*This is an excerpt from one of the books that I am currently in the process of writing. Enjoy …
Had a ground breaking conversation with Bob recently. I asked him if he knew that I was a sensitive person. His honest response: “On some level, no.”
He followed with saying that I show this “I got everything handled” part with him most of the time that he doesn’t see me as emotional and sensitive and needing his tender loving care.
I told him it’s baffling to me as I am THE most sensitive person in my circle of friends, or in my friends’ lives within their circles of friends. I cry, I show up soft, I let them see my hurts and insecurities. Not that I am an expert at this, it’s taken time, however I feel like they see me and get me, all sides of me.

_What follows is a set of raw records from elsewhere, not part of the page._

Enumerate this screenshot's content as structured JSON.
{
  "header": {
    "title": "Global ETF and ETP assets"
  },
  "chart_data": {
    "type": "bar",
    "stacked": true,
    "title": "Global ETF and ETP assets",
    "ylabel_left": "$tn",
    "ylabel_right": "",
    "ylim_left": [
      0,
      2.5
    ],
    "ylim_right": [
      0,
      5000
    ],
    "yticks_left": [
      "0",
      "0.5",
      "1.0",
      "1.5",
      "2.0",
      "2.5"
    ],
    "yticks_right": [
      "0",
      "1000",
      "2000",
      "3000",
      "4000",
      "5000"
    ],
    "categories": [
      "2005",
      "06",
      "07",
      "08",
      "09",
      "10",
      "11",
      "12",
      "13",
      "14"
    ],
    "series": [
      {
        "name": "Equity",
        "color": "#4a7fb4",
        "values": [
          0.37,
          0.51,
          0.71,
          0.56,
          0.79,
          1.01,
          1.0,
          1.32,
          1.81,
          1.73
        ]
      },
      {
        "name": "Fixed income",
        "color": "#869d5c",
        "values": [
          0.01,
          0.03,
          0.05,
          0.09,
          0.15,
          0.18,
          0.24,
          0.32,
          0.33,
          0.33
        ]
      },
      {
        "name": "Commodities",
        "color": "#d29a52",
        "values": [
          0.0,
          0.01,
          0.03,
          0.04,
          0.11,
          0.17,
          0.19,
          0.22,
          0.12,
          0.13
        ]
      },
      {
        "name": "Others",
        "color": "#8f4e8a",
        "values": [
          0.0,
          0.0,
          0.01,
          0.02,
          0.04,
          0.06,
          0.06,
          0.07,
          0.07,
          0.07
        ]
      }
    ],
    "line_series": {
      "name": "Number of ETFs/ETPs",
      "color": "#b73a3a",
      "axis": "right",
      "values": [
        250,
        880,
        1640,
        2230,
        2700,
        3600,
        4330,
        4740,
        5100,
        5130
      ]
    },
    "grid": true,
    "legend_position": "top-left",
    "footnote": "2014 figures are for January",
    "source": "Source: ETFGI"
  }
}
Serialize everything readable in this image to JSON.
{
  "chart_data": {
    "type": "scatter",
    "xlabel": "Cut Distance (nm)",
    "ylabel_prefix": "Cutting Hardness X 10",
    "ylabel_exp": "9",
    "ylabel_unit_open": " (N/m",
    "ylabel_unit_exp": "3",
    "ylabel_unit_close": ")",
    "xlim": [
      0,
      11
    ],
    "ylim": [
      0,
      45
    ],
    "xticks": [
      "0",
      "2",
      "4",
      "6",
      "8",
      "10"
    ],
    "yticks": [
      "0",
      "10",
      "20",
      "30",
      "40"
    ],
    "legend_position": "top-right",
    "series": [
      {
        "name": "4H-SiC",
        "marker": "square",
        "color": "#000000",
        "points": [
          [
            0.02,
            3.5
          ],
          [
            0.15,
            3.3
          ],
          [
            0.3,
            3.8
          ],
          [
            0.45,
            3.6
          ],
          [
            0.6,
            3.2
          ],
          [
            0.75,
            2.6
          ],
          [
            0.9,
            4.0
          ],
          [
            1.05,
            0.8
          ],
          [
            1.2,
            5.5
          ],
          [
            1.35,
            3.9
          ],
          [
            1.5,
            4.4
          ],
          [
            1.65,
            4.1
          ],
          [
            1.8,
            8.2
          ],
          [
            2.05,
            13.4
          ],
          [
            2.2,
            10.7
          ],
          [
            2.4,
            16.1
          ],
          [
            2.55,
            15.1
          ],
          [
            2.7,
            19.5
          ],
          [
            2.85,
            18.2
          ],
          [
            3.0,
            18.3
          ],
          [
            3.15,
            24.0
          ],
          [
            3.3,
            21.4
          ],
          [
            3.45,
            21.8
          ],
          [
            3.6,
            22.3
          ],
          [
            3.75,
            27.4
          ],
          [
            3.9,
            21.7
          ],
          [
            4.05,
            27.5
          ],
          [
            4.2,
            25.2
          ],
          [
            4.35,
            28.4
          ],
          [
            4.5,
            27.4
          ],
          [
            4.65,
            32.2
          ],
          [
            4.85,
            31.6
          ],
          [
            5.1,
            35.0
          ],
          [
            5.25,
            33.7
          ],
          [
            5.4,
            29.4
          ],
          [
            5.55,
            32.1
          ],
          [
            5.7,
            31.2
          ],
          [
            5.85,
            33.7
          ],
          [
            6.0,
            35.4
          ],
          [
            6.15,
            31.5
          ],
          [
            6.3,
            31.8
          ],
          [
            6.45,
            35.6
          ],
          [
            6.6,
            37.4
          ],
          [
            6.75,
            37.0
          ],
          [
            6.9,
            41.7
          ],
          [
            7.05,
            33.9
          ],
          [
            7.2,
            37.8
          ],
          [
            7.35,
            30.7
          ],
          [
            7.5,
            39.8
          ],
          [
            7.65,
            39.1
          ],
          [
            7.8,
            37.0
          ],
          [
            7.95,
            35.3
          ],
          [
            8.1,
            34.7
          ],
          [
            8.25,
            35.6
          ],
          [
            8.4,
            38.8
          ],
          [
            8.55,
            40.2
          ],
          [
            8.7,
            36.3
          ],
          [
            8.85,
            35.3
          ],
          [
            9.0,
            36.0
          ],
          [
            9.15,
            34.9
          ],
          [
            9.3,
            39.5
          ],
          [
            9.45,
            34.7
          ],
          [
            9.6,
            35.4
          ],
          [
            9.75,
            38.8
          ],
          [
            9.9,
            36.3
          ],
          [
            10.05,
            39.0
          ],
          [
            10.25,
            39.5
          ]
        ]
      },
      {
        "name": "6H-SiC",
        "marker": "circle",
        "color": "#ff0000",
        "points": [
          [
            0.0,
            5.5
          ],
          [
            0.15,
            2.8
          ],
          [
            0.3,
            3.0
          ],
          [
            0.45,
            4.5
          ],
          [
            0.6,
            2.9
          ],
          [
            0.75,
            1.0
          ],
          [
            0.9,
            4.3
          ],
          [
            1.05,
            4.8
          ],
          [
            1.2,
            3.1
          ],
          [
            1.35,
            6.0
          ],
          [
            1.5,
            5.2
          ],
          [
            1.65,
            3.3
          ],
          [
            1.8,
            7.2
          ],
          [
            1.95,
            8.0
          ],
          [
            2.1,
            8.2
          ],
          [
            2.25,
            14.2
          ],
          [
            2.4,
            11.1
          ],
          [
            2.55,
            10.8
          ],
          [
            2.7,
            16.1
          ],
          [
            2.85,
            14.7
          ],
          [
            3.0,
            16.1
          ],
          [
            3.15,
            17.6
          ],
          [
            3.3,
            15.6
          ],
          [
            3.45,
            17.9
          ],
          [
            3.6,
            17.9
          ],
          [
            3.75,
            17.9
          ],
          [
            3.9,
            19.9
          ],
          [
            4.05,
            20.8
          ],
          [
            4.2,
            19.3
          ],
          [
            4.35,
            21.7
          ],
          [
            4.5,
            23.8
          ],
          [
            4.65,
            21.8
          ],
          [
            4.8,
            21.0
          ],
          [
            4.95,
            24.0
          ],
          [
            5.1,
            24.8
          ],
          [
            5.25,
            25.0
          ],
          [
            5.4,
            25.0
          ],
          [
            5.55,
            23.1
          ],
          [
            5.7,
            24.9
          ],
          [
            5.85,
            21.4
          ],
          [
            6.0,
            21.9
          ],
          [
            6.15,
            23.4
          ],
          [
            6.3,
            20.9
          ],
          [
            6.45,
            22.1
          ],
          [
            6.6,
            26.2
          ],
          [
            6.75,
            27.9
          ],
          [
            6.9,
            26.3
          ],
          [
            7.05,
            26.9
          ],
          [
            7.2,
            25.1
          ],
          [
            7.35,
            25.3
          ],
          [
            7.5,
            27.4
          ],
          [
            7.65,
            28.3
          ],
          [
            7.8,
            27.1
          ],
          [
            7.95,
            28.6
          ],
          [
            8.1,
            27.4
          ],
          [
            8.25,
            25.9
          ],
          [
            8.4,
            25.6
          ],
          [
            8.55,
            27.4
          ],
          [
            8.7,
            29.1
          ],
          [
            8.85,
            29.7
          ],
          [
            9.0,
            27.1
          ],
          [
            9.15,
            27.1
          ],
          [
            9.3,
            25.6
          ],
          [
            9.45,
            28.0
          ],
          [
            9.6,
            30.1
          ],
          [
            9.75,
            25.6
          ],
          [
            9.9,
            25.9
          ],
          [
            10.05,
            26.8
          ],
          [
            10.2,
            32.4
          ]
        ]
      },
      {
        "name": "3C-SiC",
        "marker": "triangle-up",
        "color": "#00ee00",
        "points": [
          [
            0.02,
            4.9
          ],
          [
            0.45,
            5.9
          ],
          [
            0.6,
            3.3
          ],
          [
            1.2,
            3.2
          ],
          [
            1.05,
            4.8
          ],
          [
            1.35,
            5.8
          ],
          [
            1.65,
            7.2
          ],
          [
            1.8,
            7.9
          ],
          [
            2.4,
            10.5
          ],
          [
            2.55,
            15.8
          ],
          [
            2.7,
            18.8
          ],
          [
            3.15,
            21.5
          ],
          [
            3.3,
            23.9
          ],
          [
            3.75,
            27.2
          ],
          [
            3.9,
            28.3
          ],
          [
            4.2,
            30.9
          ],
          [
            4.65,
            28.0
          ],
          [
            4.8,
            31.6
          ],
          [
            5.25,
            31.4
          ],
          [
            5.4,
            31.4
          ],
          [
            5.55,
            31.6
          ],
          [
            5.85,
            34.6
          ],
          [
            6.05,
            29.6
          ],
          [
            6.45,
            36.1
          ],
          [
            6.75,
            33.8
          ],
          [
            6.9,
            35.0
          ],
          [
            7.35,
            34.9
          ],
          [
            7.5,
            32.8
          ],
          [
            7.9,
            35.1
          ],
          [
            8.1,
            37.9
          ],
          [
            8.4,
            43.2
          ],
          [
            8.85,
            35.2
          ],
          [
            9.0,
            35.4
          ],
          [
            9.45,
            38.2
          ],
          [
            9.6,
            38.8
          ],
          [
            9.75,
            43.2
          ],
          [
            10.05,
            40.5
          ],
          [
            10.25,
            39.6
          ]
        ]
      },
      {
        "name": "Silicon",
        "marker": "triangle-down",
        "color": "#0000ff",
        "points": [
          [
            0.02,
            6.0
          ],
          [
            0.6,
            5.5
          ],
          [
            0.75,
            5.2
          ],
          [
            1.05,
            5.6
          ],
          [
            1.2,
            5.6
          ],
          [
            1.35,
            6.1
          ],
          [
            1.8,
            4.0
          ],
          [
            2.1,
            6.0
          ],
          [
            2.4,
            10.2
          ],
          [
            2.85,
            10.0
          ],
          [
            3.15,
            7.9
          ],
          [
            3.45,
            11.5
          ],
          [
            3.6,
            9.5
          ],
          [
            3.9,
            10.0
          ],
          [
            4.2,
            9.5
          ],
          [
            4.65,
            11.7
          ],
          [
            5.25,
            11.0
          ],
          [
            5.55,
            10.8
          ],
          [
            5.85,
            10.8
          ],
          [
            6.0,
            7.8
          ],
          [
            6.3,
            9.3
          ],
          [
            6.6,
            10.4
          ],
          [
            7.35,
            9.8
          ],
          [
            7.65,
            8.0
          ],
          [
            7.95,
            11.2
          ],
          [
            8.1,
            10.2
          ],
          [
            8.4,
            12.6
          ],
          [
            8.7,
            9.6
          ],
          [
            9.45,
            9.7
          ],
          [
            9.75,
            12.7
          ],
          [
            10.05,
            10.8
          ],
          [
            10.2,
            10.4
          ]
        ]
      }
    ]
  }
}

His next question was what hit me in the gut. He asked “Have you shown that side to any of your past romantic partners?” … and then the tears started. No, no I haven’t shown this side to any of my exes.
His response started a fresh round of tears: “Well that makes sense considering you had to keep it all together for your family, especially after your dad left. There probably wasn’t space for your emotions, or at least didn’t feel like that.”
It’s true. I felt exactly that. I guess I never wanted to make things harder for my family, was sensitive to other’s emotions more than my own, and honestly, I had this belief that to show all of my emotions, needs, insecurities etc would be too much for the other person and they would leave.
To equate vulnerability with beauty was a far cry! I saw my needs and emotions as a burden to others and an ugly quality to be completely candid.
It never felt safe for me to express, break down, share my heart … I never felt like someone would be there for me in the same way that I was for them.
My relationships with my friends have provided me with the safe space to actually practice being who I am, flaws and all, and feel loved through it all. Yet Bob was right, I have not really gone there with the men in my life.
So I let Bob in that night in a way I hadn’t before … I let him see the deepest of my pain and sadness. I had already been making it a practice to show myself more to him. Because of that, the night before this very conversation, I had another opportunity let him see the depth of my yearning for love and how much it hurts sometimes when I feel I am not feeling that same love in return.
The way that prior conversation started was by me feeling tender and asking him for his support – I asked him if he could cuddle me and hold me while I felt whatever was coming up for me.
Vulnerability is a courageous act my friends … don’t let anyone tell you otherwise.
It also takes a certain level of safety in order for those deeper, more tender feelings and thoughts to come out. But here is what I haven’t realized until lately:
It is just as much about an inner feeling of safety than it is about an external one.
Because if we wait for the perfect opportunity or scenario or set of circumstances, we may never actually open up. Why would we? It seems way too painful, at least that is what our brain tells us. And it is just doing its job, which is to keep us safe.
Besides the other person that you are wanting to open up to is a flawed and insecure and imperfect being themselves … try as best as they might, they may never be able to create the perfect space for you to share yourself with them.
It is our practice, and responsibility, to feel the fear and reveal our innermost pieces anyway. That is the only way we can strengthen those vulnerability muscles. That is the only way we can prove to ourselves that regardless of what happens on the outside we are safe and capable and strong on the inside.
The more we can let someone see what we are truly experiencing and need, the more we are providing them an opportunity to give those things to us. Or the converse of that, we are giving ourselves the opportunity to see if this person can indeed support us – and if they can’t, we can choose whether to continue to be vulnerable and reach out to them or not
Vulnerability is powerful. For us, for the other person, and for the relationship. If we don’t give people the chance to be there for us, how on earth can they?
Then and only then can we create the kind of connections with people that I believe we all truly crave deep down – the kind that has us feel seen, heard, understood, and loved, exactly for who we are. It takes honesty and courage – which to me is what vulnerability is!
And like anything, it is a practice.